Nessa oportunidade, o relator Conselheiro Roberto Pfeiffer procurou relativizar o poder absoluto das autoridades reguladoras estaduais para eliminar completamente a concorrência em uma atividade que a comportaria. Nada obstante terem recebido competência normativa, que em alguns casos vem amparada no texto constitucional, as autoridades públicas devem manter sua regulação em conformidade com os princípios da ordem econômica também constantes da Constituição Federal. A liberdade para exercer a competência regulatória não seria, assim, absoluta, mas deveria ser exercida em harmonia com os balizamentos constitucionais.20 20 Assim se manifestou Roberto Pfeiffer: “Confesso que tenho reservas à forma peremptória como foram efetivadas [nos casos CEG e CEG Rio] algumas considerações, nomeadamente, a de que caberia ao órgão regulador, soberanamente, tomar todas as decisões quanto ao contrato de concessão podendo dos aspectos concorrenciais”; e continuou afirmando que “Nunca é demais lembrar que, não obstante a norma do art. 175 e, no caso em questão, do art. 25, § 2º, também a Constituição Federal, prevê a livre concorrência e a repressão ao abuso do poder econômico como normas a serem obedecidas (art. 170, IV e art. 173, § 4º). Nesse contexto, a liberdade do Poder Público em estabelecer a concessão de serviço público (no caso em análise pertencente aos Estado Federados, por força do já citado art. 25, § 2º, da CF) não pode ser tida como absoluta, devendo ser preservada sempre que possível a livre concorrência” (AC n. 08012.002455/2002-11).
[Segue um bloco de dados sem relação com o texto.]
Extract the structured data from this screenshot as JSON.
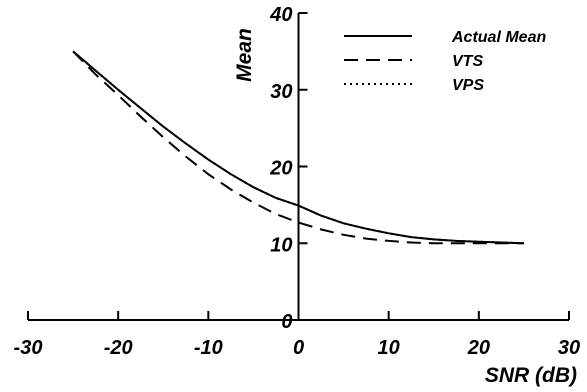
{
  "chart_data": {
    "type": "line",
    "title": "",
    "xlabel": "SNR (dB)",
    "ylabel": "Mean",
    "xlim": [
      -30,
      30
    ],
    "ylim": [
      0,
      40
    ],
    "x_ticks": [
      -30,
      -20,
      -10,
      0,
      10,
      20,
      30
    ],
    "y_ticks": [
      0,
      10,
      20,
      30,
      40
    ],
    "x_tick_labels": [
      "-30",
      "-20",
      "-10",
      "0",
      "10",
      "20",
      "30"
    ],
    "y_tick_labels": [
      "0",
      "10",
      "20",
      "30",
      "40"
    ],
    "grid": false,
    "legend_position": "top-right",
    "series": [
      {
        "name": "Actual Mean",
        "style": "solid",
        "color": "#000000",
        "x": [
          -25,
          -22.5,
          -20,
          -17.5,
          -15,
          -12.5,
          -10,
          -7.5,
          -5,
          -2.5,
          0,
          2.5,
          5,
          7.5,
          10,
          12.5,
          15,
          17.5,
          20,
          22.5,
          25
        ],
        "y": [
          35.0,
          32.5,
          30.0,
          27.6,
          25.2,
          23.0,
          20.9,
          19.0,
          17.3,
          15.9,
          14.9,
          13.6,
          12.6,
          11.9,
          11.3,
          10.8,
          10.5,
          10.3,
          10.2,
          10.1,
          10.0
        ]
      },
      {
        "name": "VTS",
        "style": "dashed",
        "color": "#000000",
        "x": [
          -25,
          -22.5,
          -20,
          -17.5,
          -15,
          -12.5,
          -10,
          -7.5,
          -5,
          -2.5,
          0,
          2.5,
          5,
          7.5,
          10,
          12.5,
          15,
          17.5,
          20,
          22.5,
          25
        ],
        "y": [
          35.0,
          32.0,
          29.3,
          26.5,
          23.8,
          21.3,
          19.0,
          17.0,
          15.3,
          13.8,
          12.7,
          11.8,
          11.1,
          10.6,
          10.3,
          10.1,
          10.0,
          10.0,
          10.0,
          10.0,
          10.0
        ]
      },
      {
        "name": "VPS",
        "style": "dotted",
        "color": "#000000",
        "x": [
          -25,
          -22.5,
          -20,
          -17.5,
          -15,
          -12.5,
          -10,
          -7.5,
          -5,
          -2.5,
          0,
          2.5,
          5,
          7.5,
          10,
          12.5,
          15,
          17.5,
          20,
          22.5,
          25
        ],
        "y": [
          35.0,
          32.5,
          30.0,
          27.6,
          25.2,
          23.0,
          20.9,
          19.0,
          17.3,
          15.9,
          14.9,
          13.6,
          12.6,
          11.9,
          11.3,
          10.8,
          10.5,
          10.3,
          10.2,
          10.1,
          10.0
        ]
      }
    ]
  }
}
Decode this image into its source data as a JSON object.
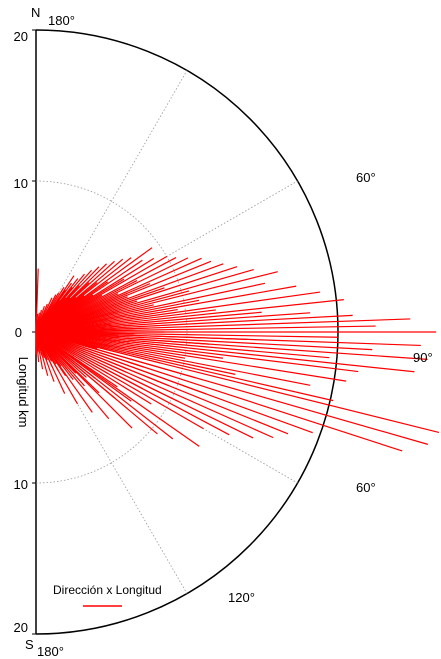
{
  "chart_data": {
    "type": "polar-rose (half circle)",
    "title": "",
    "ylabel": "Longitud km",
    "radial_range": [
      0,
      20
    ],
    "radial_ticks": [
      {
        "label": "20",
        "r": 20,
        "side": "N"
      },
      {
        "label": "10",
        "r": 10,
        "side": "N"
      },
      {
        "label": "0",
        "r": 0,
        "side": "C"
      },
      {
        "label": "10",
        "r": 10,
        "side": "S"
      },
      {
        "label": "20",
        "r": 20,
        "side": "S"
      }
    ],
    "compass": {
      "north": "N",
      "south": "S"
    },
    "angle_labels": [
      {
        "label": "180°",
        "where": "top"
      },
      {
        "label": "60°",
        "where": "upper"
      },
      {
        "label": "90°",
        "where": "east"
      },
      {
        "label": "60°",
        "where": "lower"
      },
      {
        "label": "120°",
        "where": "lower-mid"
      },
      {
        "label": "180°",
        "where": "bottom"
      }
    ],
    "legend": {
      "label": "Dirección x Longitud",
      "color": "#ff0000",
      "placement": "bottom-left"
    },
    "series_color": "#ff0000",
    "grid": {
      "circles": [
        10
      ],
      "spokes_deg_from_north": [
        30,
        60,
        120,
        150
      ]
    },
    "series": [
      {
        "values_azimuth_deg_length_km": [
          [
            90,
            26.5
          ],
          [
            88,
            24.8
          ],
          [
            92,
            25.5
          ],
          [
            94,
            26.0
          ],
          [
            96,
            25.2
          ],
          [
            104,
            27.5
          ],
          [
            106,
            27.0
          ],
          [
            108,
            25.5
          ],
          [
            82,
            19.0
          ],
          [
            84,
            20.5
          ],
          [
            86,
            18.2
          ],
          [
            87,
            21.0
          ],
          [
            89,
            22.5
          ],
          [
            91,
            20.0
          ],
          [
            93,
            22.3
          ],
          [
            95,
            19.5
          ],
          [
            97,
            21.5
          ],
          [
            99,
            20.8
          ],
          [
            101,
            18.5
          ],
          [
            103,
            20.2
          ],
          [
            110,
            19.5
          ],
          [
            112,
            18.0
          ],
          [
            114,
            17.2
          ],
          [
            116,
            16.0
          ],
          [
            118,
            14.5
          ],
          [
            120,
            12.8
          ],
          [
            125,
            13.2
          ],
          [
            128,
            11.5
          ],
          [
            130,
            10.5
          ],
          [
            135,
            9.0
          ],
          [
            140,
            7.5
          ],
          [
            145,
            6.5
          ],
          [
            150,
            5.5
          ],
          [
            155,
            4.5
          ],
          [
            160,
            3.5
          ],
          [
            165,
            3.0
          ],
          [
            170,
            2.5
          ],
          [
            175,
            2.0
          ],
          [
            179,
            1.5
          ],
          [
            80,
            17.5
          ],
          [
            78,
            15.5
          ],
          [
            76,
            16.5
          ],
          [
            74,
            15.0
          ],
          [
            72,
            14.0
          ],
          [
            70,
            13.2
          ],
          [
            68,
            12.5
          ],
          [
            66,
            12.0
          ],
          [
            64,
            11.2
          ],
          [
            62,
            10.5
          ],
          [
            60,
            10.0
          ],
          [
            58,
            9.2
          ],
          [
            56,
            8.5
          ],
          [
            54,
            9.5
          ],
          [
            52,
            8.0
          ],
          [
            50,
            7.5
          ],
          [
            48,
            7.0
          ],
          [
            46,
            6.5
          ],
          [
            44,
            6.0
          ],
          [
            42,
            5.5
          ],
          [
            40,
            5.0
          ],
          [
            38,
            4.5
          ],
          [
            36,
            4.0
          ],
          [
            34,
            4.5
          ],
          [
            32,
            3.5
          ],
          [
            30,
            3.0
          ],
          [
            28,
            2.8
          ],
          [
            25,
            2.5
          ],
          [
            22,
            2.0
          ],
          [
            18,
            1.8
          ],
          [
            14,
            1.5
          ],
          [
            10,
            1.3
          ],
          [
            5,
            1.2
          ],
          [
            2,
            4.2
          ],
          [
            85,
            15.0
          ],
          [
            83,
            12.0
          ],
          [
            81,
            9.5
          ],
          [
            79,
            11.0
          ],
          [
            77,
            8.0
          ],
          [
            75,
            10.5
          ],
          [
            73,
            7.0
          ],
          [
            71,
            9.0
          ],
          [
            69,
            6.5
          ],
          [
            67,
            8.2
          ],
          [
            65,
            6.0
          ],
          [
            63,
            7.5
          ],
          [
            61,
            5.0
          ],
          [
            59,
            6.8
          ],
          [
            57,
            4.5
          ],
          [
            55,
            5.8
          ],
          [
            53,
            4.0
          ],
          [
            51,
            5.2
          ],
          [
            49,
            3.5
          ],
          [
            47,
            4.8
          ],
          [
            45,
            3.2
          ],
          [
            43,
            4.2
          ],
          [
            41,
            3.0
          ],
          [
            39,
            3.8
          ],
          [
            37,
            2.6
          ],
          [
            35,
            3.4
          ],
          [
            92,
            14.0
          ],
          [
            94,
            11.5
          ],
          [
            96,
            9.0
          ],
          [
            98,
            12.5
          ],
          [
            100,
            10.0
          ],
          [
            102,
            13.5
          ],
          [
            104,
            8.5
          ],
          [
            106,
            11.0
          ],
          [
            108,
            7.5
          ],
          [
            110,
            12.0
          ],
          [
            112,
            9.5
          ],
          [
            114,
            6.5
          ],
          [
            116,
            10.5
          ],
          [
            118,
            8.0
          ],
          [
            120,
            5.5
          ],
          [
            122,
            9.0
          ],
          [
            124,
            6.5
          ],
          [
            126,
            7.8
          ],
          [
            128,
            5.0
          ],
          [
            130,
            6.8
          ],
          [
            132,
            4.5
          ],
          [
            134,
            5.8
          ],
          [
            136,
            3.8
          ],
          [
            138,
            4.8
          ],
          [
            140,
            3.2
          ],
          [
            142,
            4.0
          ],
          [
            144,
            2.8
          ],
          [
            146,
            3.5
          ],
          [
            148,
            2.5
          ],
          [
            150,
            3.0
          ],
          [
            152,
            2.2
          ],
          [
            155,
            2.6
          ],
          [
            158,
            2.0
          ],
          [
            162,
            1.8
          ],
          [
            166,
            1.6
          ],
          [
            170,
            1.4
          ],
          [
            174,
            1.3
          ],
          [
            178,
            1.2
          ],
          [
            88,
            7.5
          ],
          [
            86,
            6.0
          ],
          [
            84,
            5.0
          ],
          [
            90,
            8.5
          ],
          [
            91,
            6.5
          ],
          [
            89,
            4.5
          ],
          [
            87,
            3.5
          ],
          [
            93,
            5.5
          ],
          [
            95,
            4.0
          ],
          [
            97,
            6.2
          ],
          [
            99,
            3.2
          ],
          [
            101,
            5.0
          ],
          [
            103,
            2.8
          ],
          [
            105,
            4.2
          ],
          [
            80,
            4.8
          ],
          [
            78,
            3.6
          ],
          [
            76,
            5.6
          ],
          [
            74,
            2.9
          ],
          [
            72,
            4.1
          ],
          [
            70,
            2.4
          ],
          [
            68,
            3.3
          ]
        ]
      }
    ]
  }
}
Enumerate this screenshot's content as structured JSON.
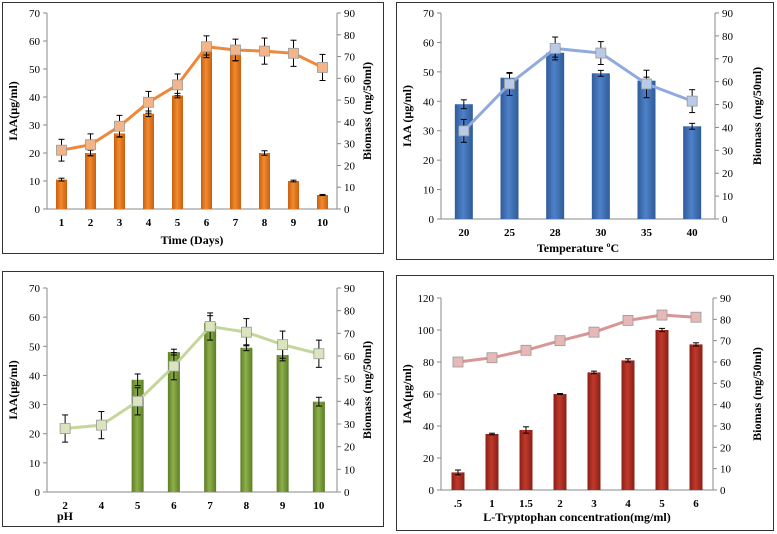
{
  "chart_data": [
    {
      "type": "bar",
      "id": "p1",
      "xlabel": "Time (Days)",
      "ylabel": "IAA(µg/ml)",
      "y2label": "Biomass (mg/50ml)",
      "ylim": [
        0,
        70
      ],
      "yticks": [
        0,
        10,
        20,
        30,
        40,
        50,
        60,
        70
      ],
      "y2lim": [
        0,
        90
      ],
      "y2ticks": [
        0,
        10,
        20,
        30,
        40,
        50,
        60,
        70,
        80,
        90
      ],
      "categories": [
        "1",
        "2",
        "3",
        "4",
        "5",
        "6",
        "7",
        "8",
        "9",
        "10"
      ],
      "series": [
        {
          "name": "IAA",
          "kind": "bar",
          "axis": "left",
          "values": [
            10.5,
            20,
            27,
            34,
            40.5,
            57,
            55,
            20,
            10,
            5
          ],
          "err": [
            0.5,
            1,
            1.2,
            1,
            0.8,
            2,
            2,
            0.8,
            0.3,
            0.2
          ]
        },
        {
          "name": "Biomass",
          "kind": "line",
          "axis": "right",
          "values": [
            27,
            29.5,
            38,
            49,
            57,
            74.5,
            73,
            72.5,
            71.5,
            65
          ],
          "err": [
            5,
            5,
            5,
            5,
            5,
            5,
            5,
            6,
            6,
            6
          ]
        }
      ],
      "colors": {
        "bar": "#f28a2e",
        "bar_dark": "#c85f10",
        "line": "#f0883a",
        "marker": "#f3b48a"
      }
    },
    {
      "type": "bar",
      "id": "p2",
      "xlabel": "Temperature ºC",
      "ylabel": "IAA (µg/ml)",
      "y2label": "Biomass (mg/50ml)",
      "ylim": [
        0,
        70
      ],
      "yticks": [
        0,
        10,
        20,
        30,
        40,
        50,
        60,
        70
      ],
      "y2lim": [
        0,
        90
      ],
      "y2ticks": [
        0,
        10,
        20,
        30,
        40,
        50,
        60,
        70,
        80,
        90
      ],
      "categories": [
        "20",
        "25",
        "28",
        "30",
        "35",
        "40"
      ],
      "series": [
        {
          "name": "IAA",
          "kind": "bar",
          "axis": "left",
          "values": [
            39,
            48,
            56.5,
            49.5,
            47,
            31.5
          ],
          "err": [
            1.5,
            1.5,
            1.5,
            1,
            1.2,
            1
          ]
        },
        {
          "name": "Biomass",
          "kind": "line",
          "axis": "right",
          "values": [
            38.5,
            59,
            74.5,
            72.5,
            59,
            51.5
          ],
          "err": [
            5,
            5,
            5,
            5,
            6,
            5
          ]
        }
      ],
      "colors": {
        "bar": "#4f81c8",
        "bar_dark": "#2e5b9a",
        "line": "#8faadc",
        "marker": "#b9c9e8"
      }
    },
    {
      "type": "bar",
      "id": "p3",
      "xlabel": "pH",
      "ylabel": "IAA(µg/ml)",
      "y2label": "Biomass (mg/50ml)",
      "ylim": [
        0,
        70
      ],
      "yticks": [
        0,
        10,
        20,
        30,
        40,
        50,
        60,
        70
      ],
      "y2lim": [
        0,
        90
      ],
      "y2ticks": [
        0,
        10,
        20,
        30,
        40,
        50,
        60,
        70,
        80,
        90
      ],
      "categories": [
        "2",
        "4",
        "5",
        "6",
        "7",
        "8",
        "9",
        "10"
      ],
      "series": [
        {
          "name": "IAA",
          "kind": "bar",
          "axis": "left",
          "values": [
            0,
            0,
            38.5,
            48,
            58,
            49.5,
            47,
            31
          ],
          "err": [
            0,
            0,
            2,
            1,
            2.5,
            1,
            2,
            1.5
          ]
        },
        {
          "name": "Biomass",
          "kind": "line",
          "axis": "right",
          "values": [
            28,
            29.5,
            40,
            55.5,
            73,
            70.5,
            65,
            61
          ],
          "err": [
            6,
            6,
            6,
            6,
            6,
            6,
            6,
            6
          ]
        }
      ],
      "colors": {
        "bar": "#8db04a",
        "bar_dark": "#5c7d26",
        "line": "#c4d79b",
        "marker": "#d8e5bd"
      }
    },
    {
      "type": "bar",
      "id": "p4",
      "xlabel": "L-Tryptophan  concentration(mg/ml)",
      "ylabel": "IAA(µg/ml)",
      "y2label": "Biomas (mg/50ml)",
      "ylim": [
        0,
        120
      ],
      "yticks": [
        0,
        20,
        40,
        60,
        80,
        100,
        120
      ],
      "y2lim": [
        0,
        90
      ],
      "y2ticks": [
        0,
        10,
        20,
        30,
        40,
        50,
        60,
        70,
        80,
        90
      ],
      "categories": [
        ".5",
        "1",
        "1.5",
        "2",
        "3",
        "4",
        "5",
        "6"
      ],
      "series": [
        {
          "name": "IAA",
          "kind": "bar",
          "axis": "left",
          "values": [
            11,
            35,
            37.5,
            60,
            73.5,
            81,
            100,
            91
          ],
          "err": [
            1.5,
            0.5,
            2,
            0.3,
            0.8,
            1,
            1,
            1
          ]
        },
        {
          "name": "Biomass",
          "kind": "line",
          "axis": "right",
          "values": [
            60,
            62,
            65.5,
            70,
            74,
            79.5,
            82,
            81
          ],
          "err": [
            2,
            2,
            2,
            2,
            2,
            2,
            2,
            2
          ]
        }
      ],
      "colors": {
        "bar": "#c0392b",
        "bar_dark": "#8a1f16",
        "line": "#d99694",
        "marker": "#e6b8b7"
      }
    }
  ]
}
Nessa mesma linha, o caso que envolve a concessionária de Goiás (i.e., Goiasgás) levou o Conselheiro Cleveland Prates a sugerir que o CADE deveria ter uma postura mais forte de advocacia da concorrência, incluindo uma participação ativa na modelagem de certos projetos de concessão, apesar de reconhecer que o Conselho não poderia revisar a regulamentação do Estado de Goiás sobre os serviços públicos de gás canalizado.21 21 Cf. voto-vista do Conselheiro Cleveland Prates no AC n. 08012.005516/2001-11, Requerentes Gaspetro – Petrobras Gás S.A., Gásgoiano S.A., Agência Goiana de Gás Canalizado S/A – Goiasgás, Relator Conselheiro Fernando de Oliveira Marques, julgado 08.07.2004, publicado no DOU em 18.02.2005. Assim, ficaram redigidas as passagens mais relevantes (fls. 531-532): “Assim, entendo que dada a competência estadual para explorar os serviços locais de gás canalizado, e sendo estes serviços públicos, a sua regulamentação pelo Estado de Goiás não pode ser objeto de revisão por este Conselho. O Estado da Federação, por determinação constitucional, dispõe de poder tão amplo e extenso que é capaz de determinar o padrão concorrencial. [...] Reconheço que o CADE não pode determinar a alteração das cláusulas do contrato de concessão, muito menos a organização do serviço, que é de competência estadual. Contudo, entendo que o CADE tem uma função primordial como ‘promotor’ da concorrência, identificando os possíveis problemas derivados da regulação e sugerindo as alterações para o bom funcionamento do mercado. É fato que o ideal seria que os órgãos de defesa da concorrência fossem previamente consultados antes mesmo da elaboração dos editais de licitações, ou no caso específico, da legislação que criou a empresa. Nesse sentido, caminha o novo projeto de lei das agências, que está no Congresso Nacional. Observe-se que na situação atual não existe tal obrigação”.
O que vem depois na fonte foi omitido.